Staying at Lucknam Park is a lot like staying at Downton Abbey. The forty-two guest rooms are Georgian marvels, some with frilly canopy beds, all with chintzy wallpaper, silk lampshades, and antique mahogany writing desks—for all the letters you might actually write in a place like this. Evenings kick off with dressy drinks in the library. That’s followed by a formal feast—Scotch salmon bathed in butter, Wiltshire beef, that sort of thing—at Michelin-starred restaurant Hywel Jones. Lucknam Park’s inviting, relaxed atmosphere is luxurious but never stuffy. Between afternoon canters around the estate on one of Lucknam’s horses (there are also well-trained ponies for smaller riders), outdoor soaks in the saltwater pool, and patisserie classes at the superb cooking school, there’s little incentive to leave the estate. And it’s 500 acres, so why would you? But if you do, head to Castle Combe. The village has barely changed since the 1600s.
Ox Barn Restaurant
If you’re not staying at Thyme (though we highly suggest that you do), book in for supper at the cavernous yet cozy Ox Barn Restaurant. It’s helmed by the owner’s son (and Ballymaloe alum) Charlie Hibbert, and his brand of Cotswold cooking is just as homey, hearty, and farm-to-table as you would expect, but elevated. Hibbert doesn’t go for rustic plating and simple preparation. Instead, a leisurely lunch or dinner at the Ox Barn might involve braised beef livened up with pickled walnuts and punchy salsa verde, with a salad of speck, kohlrabi, and local apples on the side. To finish, maybe a small bowl of fig ice cream? All artfully presented, of course. Having lunch there provides an excuse to wander the grounds with daylight on your side, poke around the carefully curated shop (we love the antique champagne coupes, vintage tea sets, and linen tablecloths), and thumb through the design books at the Baa Bar. Maybe with a glass of champagne.
The Lygon Arms
High St., Broadway
History buffs—and everyone else—tend to swoon over the storied Lygon Arms, which has been operating as an inn since the fourteenth century (the current building dates to the early seventeenth century) and has a guest book that includes Oliver Cromwell and Elizabeth Taylor. Architecturally, the sprawling, wood-beams-and-vaulted-ceilings property doesn’t stray far from its Jacobean foundations. Rooms can be small, so we suggest going for the more-private cottage deluxe option. The ground floor is a maze of snug corners, stuffed sofas, leather armchairs, and antique memorabilia. The bar serves a gin and tonic that is beyond reproach, and the full English breakfast at the elegant Lygon Bar & Grill is worth the journey.

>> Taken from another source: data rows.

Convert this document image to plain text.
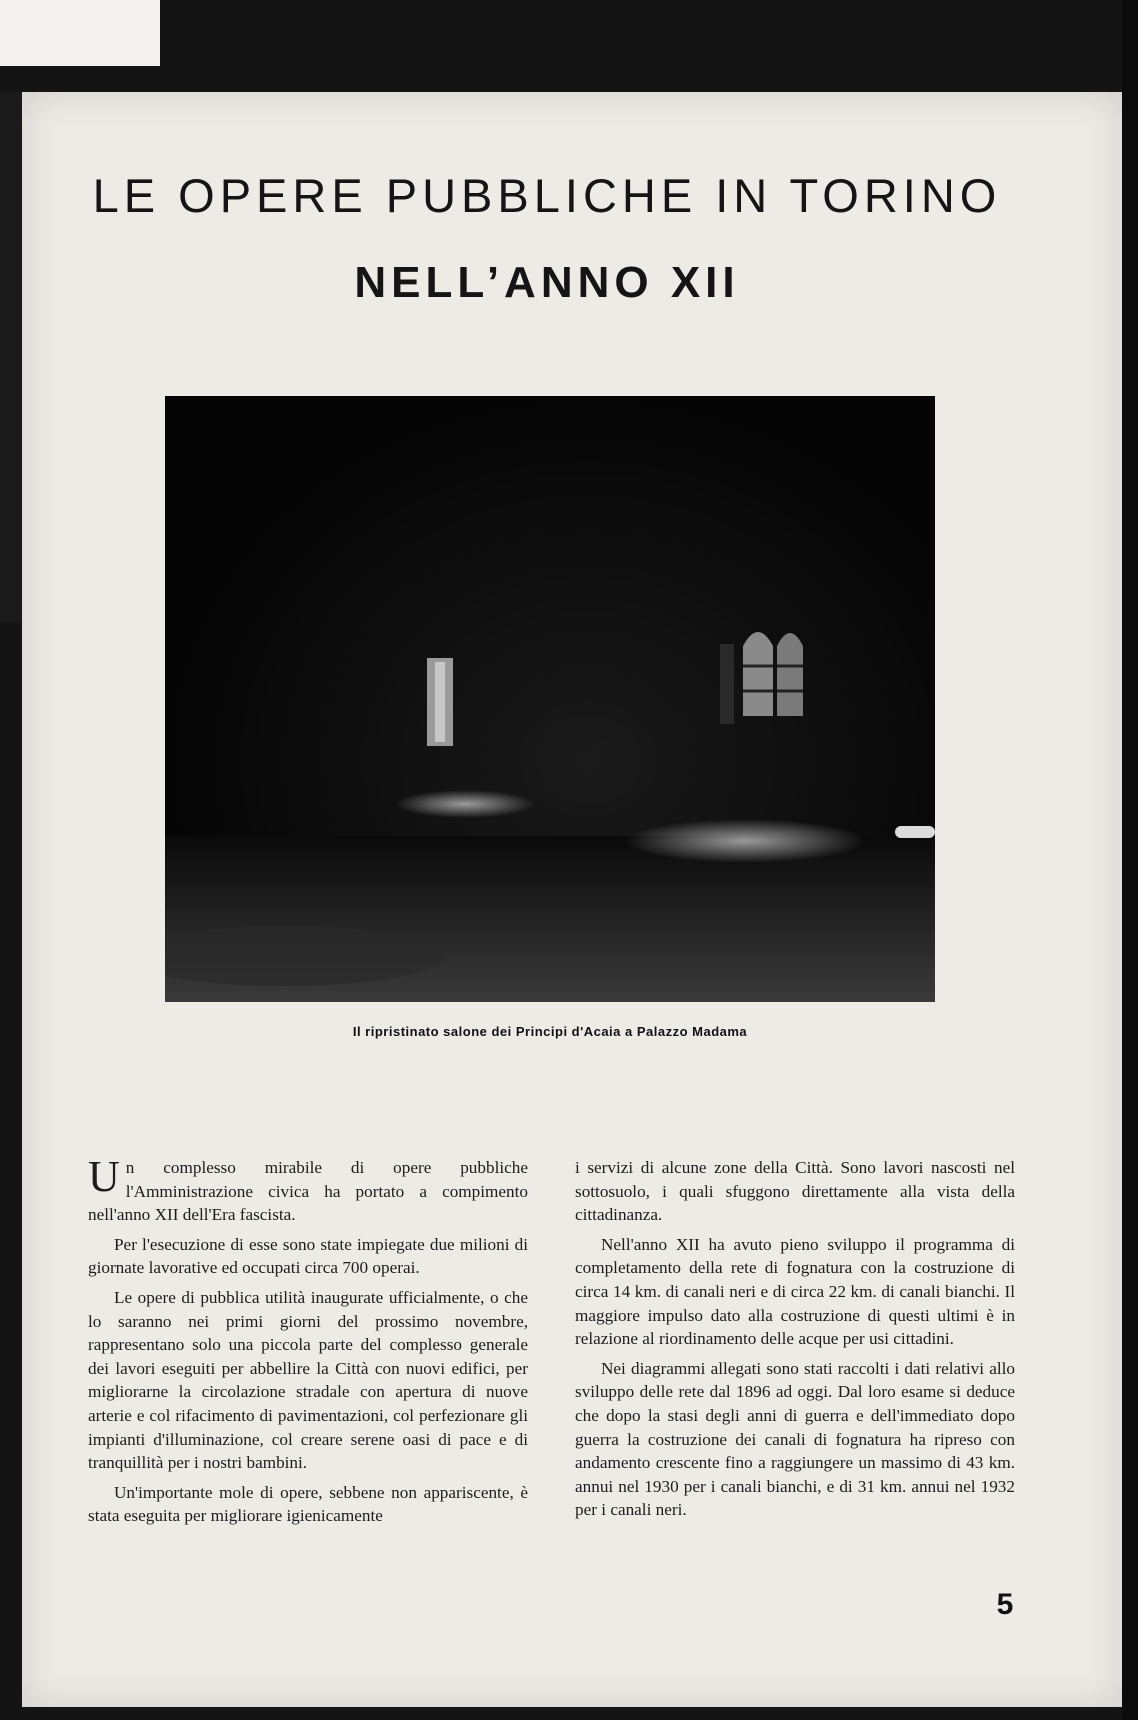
LE OPERE PUBBLICHE IN TORINO
NELL’ANNO XII

Il ripristinato salone dei Principi d'Acaia a Palazzo Madama

Un complesso mirabile di opere pubbliche l'Amministrazione civica ha portato a compimento nell'anno XII dell'Era fascista.

Per l'esecuzione di esse sono state impiegate due milioni di giornate lavorative ed occupati circa 700 operai.

Le opere di pubblica utilità inaugurate ufficialmente, o che lo saranno nei primi giorni del prossimo novembre, rappresentano solo una piccola parte del complesso generale dei lavori eseguiti per abbellire la Città con nuovi edifici, per migliorarne la circolazione stradale con apertura di nuove arterie e col rifacimento di pavimentazioni, col perfezionare gli impianti d'illuminazione, col creare serene oasi di pace e di tranquillità per i nostri bambini.

Un'importante mole di opere, sebbene non appariscente, è stata eseguita per migliorare igienicamente

i servizi di alcune zone della Città. Sono lavori nascosti nel sottosuolo, i quali sfuggono direttamente alla vista della cittadinanza.

Nell'anno XII ha avuto pieno sviluppo il programma di completamento della rete di fognatura con la costruzione di circa 14 km. di canali neri e di circa 22 km. di canali bianchi. Il maggiore impulso dato alla costruzione di questi ultimi è in relazione al riordinamento delle acque per usi cittadini.

Nei diagrammi allegati sono stati raccolti i dati relativi allo sviluppo delle rete dal 1896 ad oggi. Dal loro esame si deduce che dopo la stasi degli anni di guerra e dell'immediato dopo guerra la costruzione dei canali di fognatura ha ripreso con andamento crescente fino a raggiungere un massimo di 43 km. annui nel 1930 per i canali bianchi, e di 31 km. annui nel 1932 per i canali neri.

5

Thyme—a newish Cotswolds destination in tiny Southrop—wraps everything you could want into one tidy, Georgian bundle. Guest rooms are palatial, some with four-poster beds, others with vintage wallpaper and clawfoot tubs. The entire property is an ode to good, old-fashioned Englishness, where champagne is poured into proper crystal coupes, organic gardens are meticulously landscaped, medieval barns come cloaked in ivy, and afternoon scones are heaped with jam and clotted cream. Eat as many of Ballymaloe alum (and local son) Charlie Hibbert’s meals as possible in the Ox Barn. And book a few master classes at Thyme’s superb cooking school to take a taste of the Gloucestershire countryside home with you. For a change of scenery, a few steps through the gate and across the street is the Swan, Southrop’s charming pub: a roaring fire, a robust wine list, convivial locals, the works.